Turning to one more fertile field to illustrate the naturalness of ambiguity, I remember Arthur King’s statement that most truly great literary works will raise some profound question about a human problem, explore the question skillfully and in depth, and then leave the matter for the reader to resolve. He added that if the resolution seems too clear or too easy either the literature is not very good or those reading it have missed its point. Take, for example, Dostoevsky’s novel The Idiot, which seriously raises the question of whether it is possible for a true Christian to love unselfishly. The main character of the story is a pure and good person who loves two different women in two different ways. One he loves as most men love women–she cares for him, she helps him, he is attracted to her romantically, and she could make his life very happy. The other woman, a pathetically inadequate person, he loves primarily because she needs him desperately and because he has a compassionate heart. Posing the dilemma of which of these two women the man should marry, Dostoevsky seems to ask if it is possible for mortal men to be honestly devoted to the unselfish ideals of Christianity. As you might expect, he leaves the huge question unresolved, forcing the reader to ponder if for himself.
That is a lesson I can never forget about the limitations of the skepticism and the tolerance for ambiguity that come with learning and experience. I hope that I will never be so aware of “reality” that I am unresponsive to the whisperings of heaven.
And, of course, the excellent quote, parts of which I had heard before, from G.K. Chesterton:
Chesterton wrote that the evil of the excessive optimist (level one) is that he will
defend the indefensible. He is the jingo of the universe; he will say, “My cosmos, right or wrong.” He will be less inclined to the reform of things; more inclined to a sort of front-bench official answer to all attacks, soothing everyone with assurances.
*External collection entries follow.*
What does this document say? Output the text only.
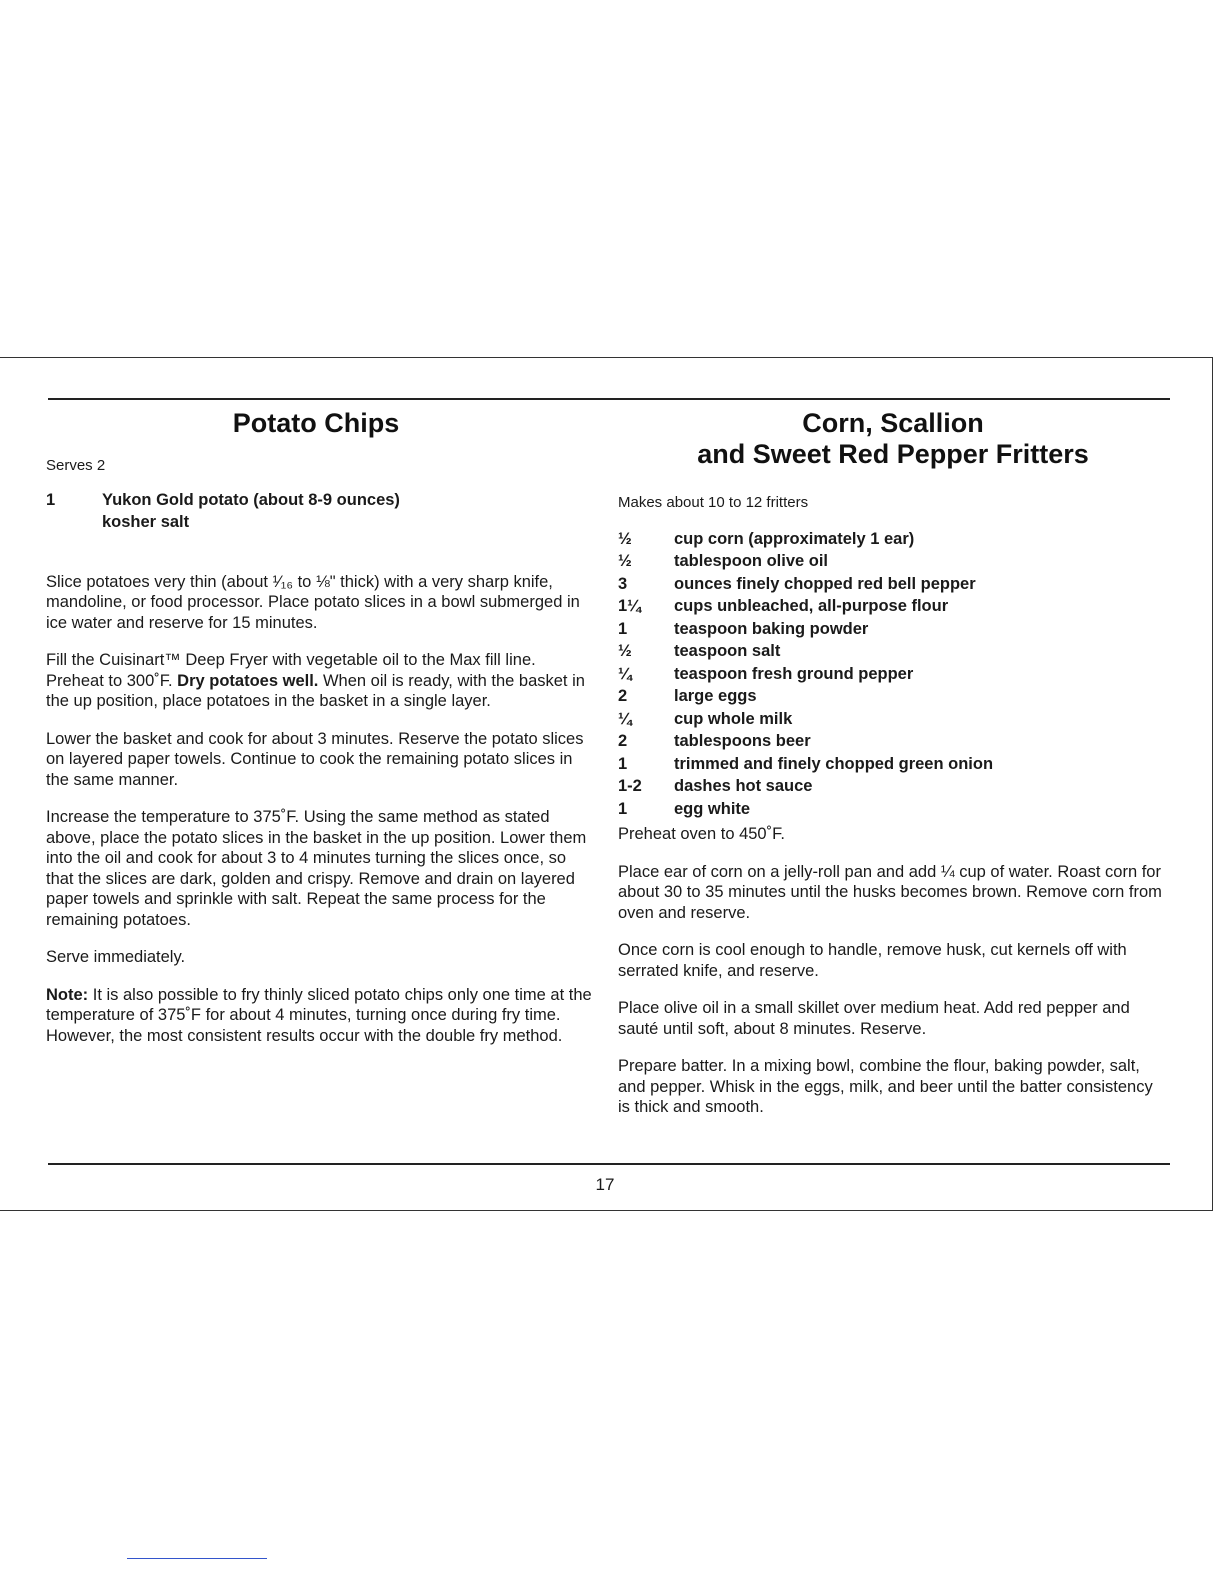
Potato Chips

Serves 2

1	Yukon Gold potato (about 8-9 ounces)
kosher salt

Slice potatoes very thin (about ¹⁄₁₆ to ⅛" thick) with a very sharp knife, mandoline, or food processor. Place potato slices in a bowl submerged in ice water and reserve for 15 minutes.

Fill the Cuisinart™ Deep Fryer with vegetable oil to the Max fill line. Preheat to 300˚F. Dry potatoes well. When oil is ready, with the basket in the up position, place potatoes in the basket in a single layer.

Lower the basket and cook for about 3 minutes. Reserve the potato slices on layered paper towels. Continue to cook the remaining potato slices in the same manner.

Increase the temperature to 375˚F. Using the same method as stated above, place the potato slices in the basket in the up position. Lower them into the oil and cook for about 3 to 4 minutes turning the slices once, so that the slices are dark, golden and crispy. Remove and drain on layered paper towels and sprinkle with salt. Repeat the same process for the remaining potatoes.

Serve immediately.

Note: It is also possible to fry thinly sliced potato chips only one time at the temperature of 375˚F for about 4 minutes, turning once during fry time. However, the most consistent results occur with the double fry method.

Corn, Scallion
and Sweet Red Pepper Fritters

Makes about 10 to 12 fritters

½	cup corn (approximately 1 ear)
½	tablespoon olive oil
3	ounces finely chopped red bell pepper
1¼	cups unbleached, all-purpose flour
1	teaspoon baking powder
½	teaspoon salt
¼	teaspoon fresh ground pepper
2	large eggs
¼	cup whole milk
2	tablespoons beer
1	trimmed and finely chopped green onion
1-2	dashes hot sauce
1	egg white

Preheat oven to 450˚F.

Place ear of corn on a jelly-roll pan and add ¼ cup of water. Roast corn for about 30 to 35 minutes until the husks becomes brown. Remove corn from oven and reserve.

Once corn is cool enough to handle, remove husk, cut kernels off with serrated knife, and reserve.

Place olive oil in a small skillet over medium heat. Add red pepper and sauté until soft, about 8 minutes. Reserve.

Prepare batter. In a mixing bowl, combine the flour, baking powder, salt, and pepper. Whisk in the eggs, milk, and beer until the batter consistency is thick and smooth.

17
He will not wash the world, but whitewash the world.
On the other hand, the evil of the pessimist (level two), wrote Chesterton, is
not that he chastises gods and men, but that he does not love what he chastises … / [In being the so-called ‘candid friend,’ the pessimist is not really candid.] /He is keeping something back–in his own gloomy pleasure in saying unpleasant things. He has a secret desire to hurt, not merely to help. … He is using the ugly knowledge which was allowed him [in order] to strengthen the army, to discourage people from joining it.
In going on to describe the “improvers” (level three), Chesterton illustrates by referring to women, who tend to be so loyal to those who need them.
Some stupid people started the idea that because women obviously back up their own people through everything, therefore women are blind and do not see anything. They can hardly have known any women. The same women who are ready to defend their men through thick and thin … are almost morbidly lucid about the thinness of [their] excuses or the thickness of [their] head[s]… . Love is not blind; that is the last thing that it is. Love is bound; and the more it is bound the less it is blind. [G.K. Chesterton, Orthodoxy (Garden City, N.Y.: Image Books, 1959), pp. 6971.]
Perhaps President Harold B. Lee was thinking of Chesterton’s point about women when he used to say, “Behind every great man, there is an amazed woman.”